What is to be the function of Red House in future years? We gain a clue, perhaps, from the programme of events the National Trust has organised there for 2010: an Easter celebration ‘for the whole family’ with Mr Scarecrow and egg and spoon races, an Arts and Crafts fair in July, Apple Day in October (with Mr Scarecrow again), and Christmas Carols in December.

All these events sound very enjoyable, and that is certainly entirely appropriate to their location. For many of the great images of Red House from the Morris circle biographies are indeed of fun and conviviality: Morris coming up from the cellars with bottles of wine under both arms, apple fights and occasional black eyes, practical jokes all round, or the more sedate pleasures of pipes and the bowling green.

Yet in addition to all this I’d like to see the National Trust try some Red House events with a bit more intellectual backbone to them. What about a ‘Chaucer study-day’, given that some of the decoration of the building is Chaucer-inspired (and that it lies close to the old pilgrims’ route to Canterbury)? Or a ‘Victorian Arthurianism’ symposium, for similar decorative reasons? Or a celebration of Morris’s poetry, since he was working on his unfinished cycle of Troy poems during the Red House years? We don’t necessarily need Mr Scarecrow around to enjoy ourselves among the Towers of Topsy (Rossetti again). For learning, as News from Nowhere with its holistic approach to these matters makes abundantly clear, can be a great pleasure too.

Saturday, 1 May 2010

In Praise of Fredric Jameson


I take the title of this entry from the front page of the current issue of the London Review of Books (vol 32, no 8), where it points us to a substantial review by Benjamin Kunkel of Frederic Jameson’s latest tome, Valences of the Dialectic (Verso, 2009), and indeed of Jameson’s entire career as our leading Marxist critic and theorist. We have so much to be grateful to Jameson for: an inspirational survey of Western Marxism in his Marxism and Form, stunning accounts of modernism in his Wyndham Lewis book and The Political Unconscious, that magisterial evocation of postmodernism as the ‘cultural logic of late capitalism’ in his 1984 New Left Review essay and later book on the topic, and wonderfully complex celebrations of utopianism and dialectics in his more recent writings.

What we have not yet had from Jameson, alas, is an extended engagement with the work of William Morris, though there are many suggestive asides about Morris in his writings which it would certainly be worth totting up. Morrisians will therefore have to stage this intellectual encounter for themselves: I remember a fine, rigorously argued paper bringing together Jameson and News from Nowhere by Michelle Weinroth at the 2005 London Morris conference (which has not yet, as far as I know, seen the light of print), and I shall have a stab in the same direction in my own contribution to the 2010 Delaware Arts and Crafts conference in September. Jameson has often insisted that what is important about utopias is how they fail, an emphasis that does not sit easily with our own immediate sense of the cheery, sunlit, achieved socialism of Morris’s magnum opus.

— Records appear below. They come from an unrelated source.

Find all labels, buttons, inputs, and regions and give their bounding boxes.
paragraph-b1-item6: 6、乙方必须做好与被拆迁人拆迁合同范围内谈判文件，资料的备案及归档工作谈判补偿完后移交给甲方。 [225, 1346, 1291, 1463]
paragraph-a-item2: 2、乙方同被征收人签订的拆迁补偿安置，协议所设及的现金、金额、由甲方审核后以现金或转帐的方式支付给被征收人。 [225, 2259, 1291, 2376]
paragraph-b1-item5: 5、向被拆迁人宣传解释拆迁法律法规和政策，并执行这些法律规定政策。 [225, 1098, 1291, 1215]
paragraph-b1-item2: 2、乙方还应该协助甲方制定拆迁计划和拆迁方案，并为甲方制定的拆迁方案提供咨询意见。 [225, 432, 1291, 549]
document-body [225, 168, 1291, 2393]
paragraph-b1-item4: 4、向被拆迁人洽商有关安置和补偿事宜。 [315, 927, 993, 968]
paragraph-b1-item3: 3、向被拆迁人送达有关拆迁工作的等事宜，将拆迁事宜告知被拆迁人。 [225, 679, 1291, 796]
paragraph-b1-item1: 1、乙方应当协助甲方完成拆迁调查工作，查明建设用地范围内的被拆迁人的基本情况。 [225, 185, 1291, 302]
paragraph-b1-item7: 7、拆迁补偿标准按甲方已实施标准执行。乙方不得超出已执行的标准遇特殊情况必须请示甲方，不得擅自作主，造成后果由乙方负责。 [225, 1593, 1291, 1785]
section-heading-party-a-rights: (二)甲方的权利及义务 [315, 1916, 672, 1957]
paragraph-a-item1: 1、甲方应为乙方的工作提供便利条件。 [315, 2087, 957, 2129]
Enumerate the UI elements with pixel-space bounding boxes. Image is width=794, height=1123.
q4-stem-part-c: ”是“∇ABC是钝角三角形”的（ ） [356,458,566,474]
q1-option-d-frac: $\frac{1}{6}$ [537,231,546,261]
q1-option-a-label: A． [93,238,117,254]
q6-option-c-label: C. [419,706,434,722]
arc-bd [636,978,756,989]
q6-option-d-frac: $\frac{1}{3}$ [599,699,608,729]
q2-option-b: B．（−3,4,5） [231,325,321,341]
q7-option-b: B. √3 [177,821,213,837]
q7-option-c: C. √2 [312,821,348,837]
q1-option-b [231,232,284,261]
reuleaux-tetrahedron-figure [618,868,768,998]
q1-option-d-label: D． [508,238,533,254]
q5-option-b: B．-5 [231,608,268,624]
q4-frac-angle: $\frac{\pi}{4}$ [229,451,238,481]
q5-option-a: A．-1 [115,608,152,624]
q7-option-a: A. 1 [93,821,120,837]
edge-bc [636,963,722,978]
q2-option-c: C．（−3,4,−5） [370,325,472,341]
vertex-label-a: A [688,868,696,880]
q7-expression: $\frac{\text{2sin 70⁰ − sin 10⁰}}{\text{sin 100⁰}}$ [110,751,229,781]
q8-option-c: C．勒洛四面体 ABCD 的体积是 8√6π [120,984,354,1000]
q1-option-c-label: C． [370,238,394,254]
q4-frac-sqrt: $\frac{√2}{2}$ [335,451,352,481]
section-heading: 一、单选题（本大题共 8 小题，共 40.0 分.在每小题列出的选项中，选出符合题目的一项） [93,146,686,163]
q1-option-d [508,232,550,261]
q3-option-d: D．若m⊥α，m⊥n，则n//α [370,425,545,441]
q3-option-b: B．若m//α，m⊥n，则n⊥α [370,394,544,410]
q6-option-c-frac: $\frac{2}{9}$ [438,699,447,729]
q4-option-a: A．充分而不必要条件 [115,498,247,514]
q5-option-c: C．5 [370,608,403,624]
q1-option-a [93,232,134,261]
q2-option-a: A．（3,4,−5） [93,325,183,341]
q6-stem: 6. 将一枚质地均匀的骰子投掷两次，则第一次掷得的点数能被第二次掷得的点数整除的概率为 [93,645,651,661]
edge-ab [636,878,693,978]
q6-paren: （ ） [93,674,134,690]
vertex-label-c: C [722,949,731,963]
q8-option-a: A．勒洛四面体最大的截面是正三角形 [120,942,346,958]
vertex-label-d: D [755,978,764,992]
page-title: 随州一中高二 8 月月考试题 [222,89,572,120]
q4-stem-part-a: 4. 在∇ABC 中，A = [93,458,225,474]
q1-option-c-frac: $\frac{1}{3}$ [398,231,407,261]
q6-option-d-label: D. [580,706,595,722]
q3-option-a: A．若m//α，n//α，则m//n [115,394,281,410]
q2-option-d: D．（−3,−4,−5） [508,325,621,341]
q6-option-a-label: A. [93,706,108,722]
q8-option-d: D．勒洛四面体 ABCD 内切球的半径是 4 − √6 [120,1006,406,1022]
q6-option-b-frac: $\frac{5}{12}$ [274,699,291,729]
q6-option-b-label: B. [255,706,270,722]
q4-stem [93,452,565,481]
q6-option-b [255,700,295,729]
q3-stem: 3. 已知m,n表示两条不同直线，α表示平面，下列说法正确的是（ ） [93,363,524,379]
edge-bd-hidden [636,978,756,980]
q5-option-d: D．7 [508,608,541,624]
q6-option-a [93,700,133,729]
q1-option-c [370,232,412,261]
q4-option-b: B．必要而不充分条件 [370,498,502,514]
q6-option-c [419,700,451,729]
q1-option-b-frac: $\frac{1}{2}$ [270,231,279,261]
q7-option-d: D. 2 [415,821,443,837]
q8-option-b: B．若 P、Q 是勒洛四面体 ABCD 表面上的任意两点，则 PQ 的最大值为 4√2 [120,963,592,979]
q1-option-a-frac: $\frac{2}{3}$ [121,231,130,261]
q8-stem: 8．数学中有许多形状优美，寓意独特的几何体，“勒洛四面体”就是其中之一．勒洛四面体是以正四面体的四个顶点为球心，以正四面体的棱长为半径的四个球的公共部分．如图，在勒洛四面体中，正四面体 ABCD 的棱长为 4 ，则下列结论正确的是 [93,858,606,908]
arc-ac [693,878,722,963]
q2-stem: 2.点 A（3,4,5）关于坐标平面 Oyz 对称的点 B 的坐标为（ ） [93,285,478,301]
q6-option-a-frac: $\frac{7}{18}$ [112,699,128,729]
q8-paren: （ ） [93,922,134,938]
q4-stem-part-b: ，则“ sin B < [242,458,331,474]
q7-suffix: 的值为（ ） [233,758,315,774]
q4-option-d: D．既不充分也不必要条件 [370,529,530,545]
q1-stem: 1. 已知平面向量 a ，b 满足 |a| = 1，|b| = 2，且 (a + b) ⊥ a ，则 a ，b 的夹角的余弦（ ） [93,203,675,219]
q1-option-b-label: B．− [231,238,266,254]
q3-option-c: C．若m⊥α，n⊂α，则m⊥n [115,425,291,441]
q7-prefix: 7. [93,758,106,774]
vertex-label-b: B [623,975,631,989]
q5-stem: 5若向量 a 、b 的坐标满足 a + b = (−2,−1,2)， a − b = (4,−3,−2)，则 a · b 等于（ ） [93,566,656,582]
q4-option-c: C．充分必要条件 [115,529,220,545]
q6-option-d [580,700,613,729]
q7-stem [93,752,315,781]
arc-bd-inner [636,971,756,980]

Early in Valences Jameson floats another unnerving possibility: that the word ‘socialism’ may now be so tainted by the Soviet experience that it is for us politically counter-productive; and he suggests instead that we ‘deploy a language whose inner logic is precisely the suspension of the name and the holding open of the place for possibility, and that is the language of Utopia, which neither rules out the eventual return of the language of socialism nor offers a positive alternative … which might then be appropriated in an altogether different and manipulative way’ (p.12).

And this surely exactly defines the importance of William Morris to us today; for he can indeed be inflected, through News from Nowhere, to general questions of utopianism when we need him to be, while always remaining a militant socialist when we can once more return, unabashed, to that kind of political language and project.